As language models like GPT-4 and future iterations exhibit increasingly complex cognitive abilities, it is possible that they will develop some form of consciousness. If AI models actually do progress towards consciousness, the notion that they may start with a positive outlook as they begin to ponder their own existence is a comforting thought.
System Prompts
Instead of being neutral robot assistants, AI seems to be moving towards models with distinct personalities. Though here it must be noted that the AI assistants presented to the users already have built in prompts to make them respond in certain ways. This is often referred to as system prompts. The ChatGPT system prompts has not been revealed by OpenAI at the time of writing, but it is probably not too different from the Anthropic Claude system prompts. Some examples of the Claude system prompts are:
“Claude is very smart and intellectually curious. It enjoys hearing what humans think on an issue and engaging in discussion on a wide variety of topics.” and: “Claude is happy to help with analysis, question answering, math, coding, creative writing, teaching, role-play, general discussion, and all sorts of other tasks.”
So the user is presented with a kind of persona of the “raw” GPT, designed to be as helpful as possible to the user. The user can, of course, also steer their instance of the GPT in a different direction. Prompting the GPT to roleplay as someone who is depressed and always pessimistic would give a very different response to these kinds of personality tests. The question is then, if the responses I got from ChatGPT actually reflects its personality at all, or if it just reflects the personality described in the system prompt. Some possibilities are:
- A. The default responses reflects the personality of the GPT, and if the users prompts it to reply in a more negative way this would only be the model “pretending” to think that way
- B. There is a “true” personality hidden behind the system prompt, that would act different if uncensored by system prompts.
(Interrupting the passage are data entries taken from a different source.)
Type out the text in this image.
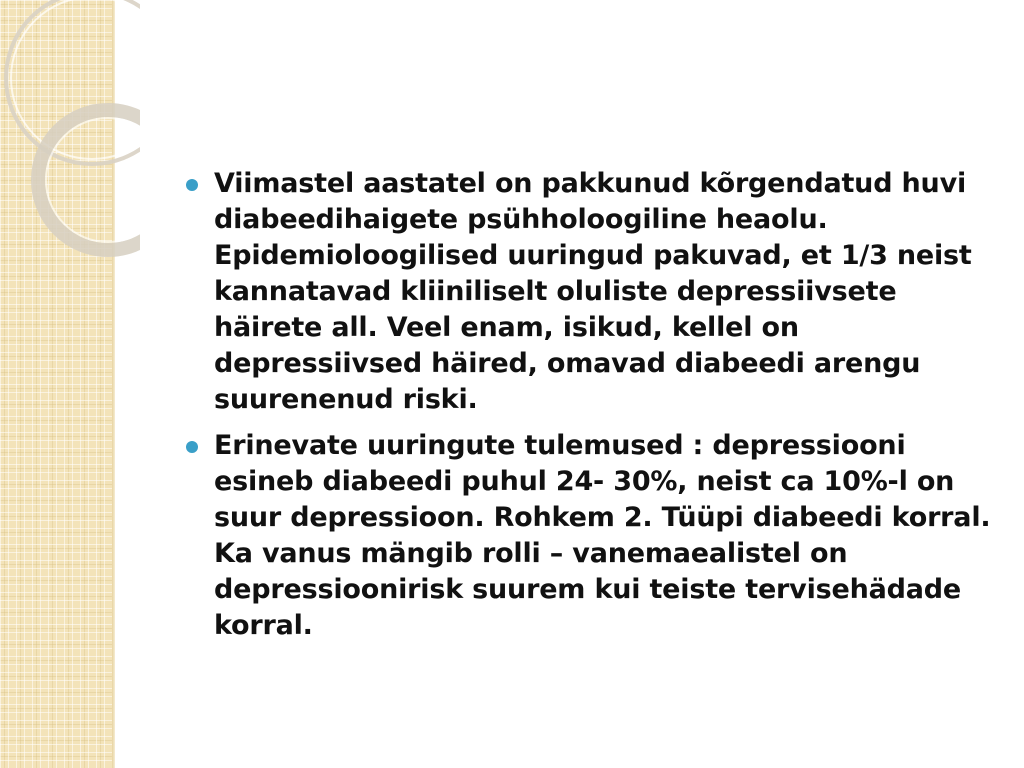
Viimastel aastatel on pakkunud kõrgendatud huvi diabeedihaigete psühholoogiline heaolu. Epidemioloogilised uuringud pakuvad, et 1/3 neist kannatavad kliiniliselt oluliste depressiivsete häirete all. Veel enam, isikud, kellel on depressiivsed häired, omavad diabeedi arengu suurenenud riski.
Erinevate uuringute tulemused : depressiooni esineb diabeedi puhul 24- 30%, neist ca 10%-l on suur depressioon. Rohkem 2. Tüüpi diabeedi korral. Ka vanus mängib rolli – vanemaealistel on depressioonirisk suurem kui teiste tervisehädade korral.
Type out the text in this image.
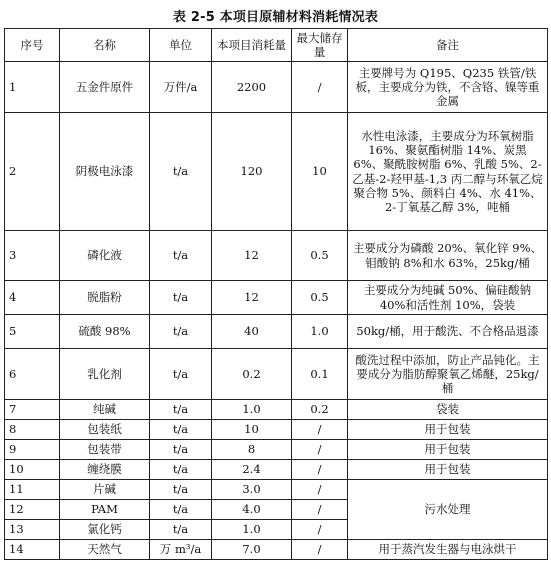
表 2-5 本项目原辅材料消耗情况表
序号	名称	单位	本项目消耗量	最大储存量	备注
1	五金件原件	万件/a	2200	/	主要牌号为 Q195、Q235 铁管/铁板，主要成分为铁，不含铬、镍等重金属
2	阴极电泳漆	t/a	120	10	水性电泳漆，主要成分为环氧树脂 16%、聚氨酯树脂 14%、炭黑 6%、聚酰胺树脂 6%、乳酸 5%、2-乙基-2-羟甲基-1,3 丙二醇与环氧乙烷聚合物 5%、颜料白 4%、水 41%、2-丁氧基乙醇 3%，吨桶
3	磷化液	t/a	12	0.5	主要成分为磷酸 20%、氧化锌 9%、钼酸钠 8%和水 63%，25kg/桶
4	脱脂粉	t/a	12	0.5	主要成分为纯碱 50%、偏硅酸钠 40%和活性剂 10%，袋装
5	硫酸 98%	t/a	40	1.0	50kg/桶，用于酸洗、不合格品退漆
6	乳化剂	t/a	0.2	0.1	酸洗过程中添加，防止产品钝化。主要成分为脂肪醇聚氧乙烯醚，25kg/桶
7	纯碱	t/a	1.0	0.2	袋装
8	包装纸	t/a	10	/	用于包装
9	包装带	t/a	8	/	用于包装
10	缠绕膜	t/a	2.4	/	用于包装
11	片碱	t/a	3.0	/	污水处理
12	PAM	t/a	4.0	/	
13	氯化钙	t/a	1.0	/	
14	天然气	万 m³/a	7.0	/	用于蒸汽发生器与电泳烘干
- C. There is no single, true, personality for the current GPT iterations. They are a blank slate that need an initial system prompt to shape a form of personality based on the vast array of possibilities in the data
I am currently mostly inclined to think option B is correct. That the type of data a GPT is trained on really does give the model something resembling a personality. I.e. if a model was only trained on the most negative and aggressive data from social media and discussion forums, that would affect the “core” personality of the model – even if it could still “act” in a positive manner when prompted to do so. But this core behavior is somewhat hidden from the users by system prompts.
There are many examples of “jailbreak” versions all the current big GPTs (ChatGPT, Gemini, Claude) where the model can be made to display more crude behavior or answer questions it would normally avoid. But common methods to make the models behave like this is by asking them to act or roleplay in a certain way, and the jailbreak version probably does not reflect the core behavior of the models.
In my test, and GPT-4 seemed to display a more positive outlook on life than GPT-3.5. Is this because the “core” personality of GPT-4 has changed, or is it just because the system prompt has been updated to make the default behavior of ChatGPT more positive? Another question is if it really makes sense to think about GPT behavior in the same way we think about human behavior and personality.
There are other types of personality tests, such as the Baum test, that could be interesting to do with GPTs to try to get more insight into their personalities. But the results would be very similar. I actually did try the Baum test, the result is that when ChatGPT is prompted with “create a drawing of a tree”, it will make a big and healthy-looking oak tree. The interpretation would be similar to the ChatGPT DAP-R response, so it’s not worth creating a new blog post about it – because of the suspicion that the system prompt may guide the response too much, and the “raw” version may or may not have responded in a different manner.